= James Flawn =

James Flawn (1837–1917) was an English restaurateur and tent revivalist who was largely involved with the Salvation Army from 1865 to his death.

Flawn was born 1937, the eldest child surviving past infancy, of Huguenot weavers James Daniel Flawn and Harriet Wilson.

Flawn was orphaned and in poverty at an early age, and took motivation to help the hungry from his childhood. He was a member of the Huguenot "Christian Community".

Flawn was a worker at the Tent Mission before William Booth took over.

He remained with Booth after he became the leader of the East London Special Services Commission. In April 1870 Flawn became manager of the soup kitchen attached to the Peoples Mission Hall.

Flawn owned a restaurant in Pudding Lane where William and Catherine Booth dined regularly, until they moved from Hammersmith to Hackney.

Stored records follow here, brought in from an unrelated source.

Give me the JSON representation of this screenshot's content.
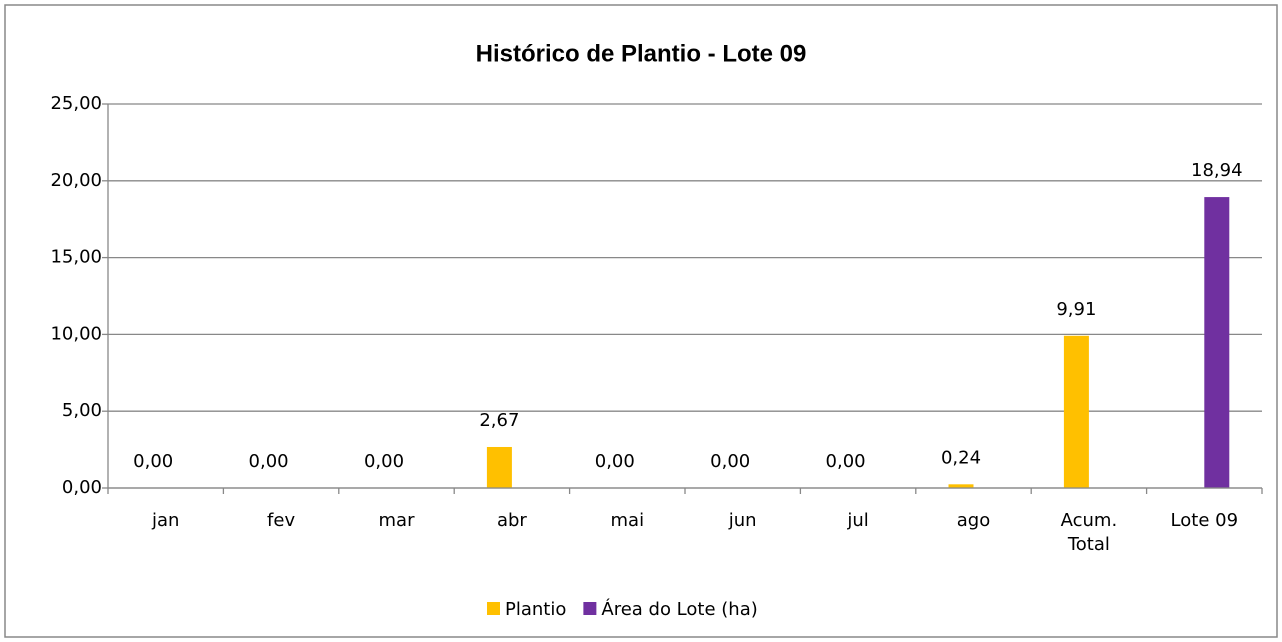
{
  "chart_data": {
    "type": "bar",
    "title": "Histórico de Plantio - Lote 09",
    "categories": [
      "jan",
      "fev",
      "mar",
      "abr",
      "mai",
      "jun",
      "jul",
      "ago",
      "Acum. Total",
      "Lote 09"
    ],
    "series": [
      {
        "name": "Plantio",
        "color": "#FFC000",
        "values": [
          0,
          0,
          0,
          2.67,
          0,
          0,
          0,
          0.24,
          9.91,
          null
        ],
        "value_labels": [
          "0,00",
          "0,00",
          "0,00",
          "2,67",
          "0,00",
          "0,00",
          "0,00",
          "0,24",
          "9,91",
          null
        ]
      },
      {
        "name": "Área do Lote (ha)",
        "color": "#7030A0",
        "values": [
          null,
          null,
          null,
          null,
          null,
          null,
          null,
          null,
          null,
          18.94
        ],
        "value_labels": [
          null,
          null,
          null,
          null,
          null,
          null,
          null,
          null,
          null,
          "18,94"
        ]
      }
    ],
    "ylim": [
      0,
      25
    ],
    "yticks": [
      {
        "value": 0,
        "label": "0,00"
      },
      {
        "value": 5,
        "label": "5,00"
      },
      {
        "value": 10,
        "label": "10,00"
      },
      {
        "value": 15,
        "label": "15,00"
      },
      {
        "value": 20,
        "label": "20,00"
      },
      {
        "value": 25,
        "label": "25,00"
      }
    ],
    "grid": true,
    "legend": "bottom"
  }
}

In 1871 Flawn, with fifteen-year-old Bramwell Booth who kept the books, administered the five East London outlets of the mission, known as Food-for-the-Million shops.

Flawn headed up the catering for the International Training College for Salvation Army workers at the Congress Hall in Lower Clapton, known as "Commissary Flawn".

Flawn is mentioned in William Booth: Soup, Soap, and Salvation, a dramatised biography of Booth, and in Seven dark rivers and the Salvation Army.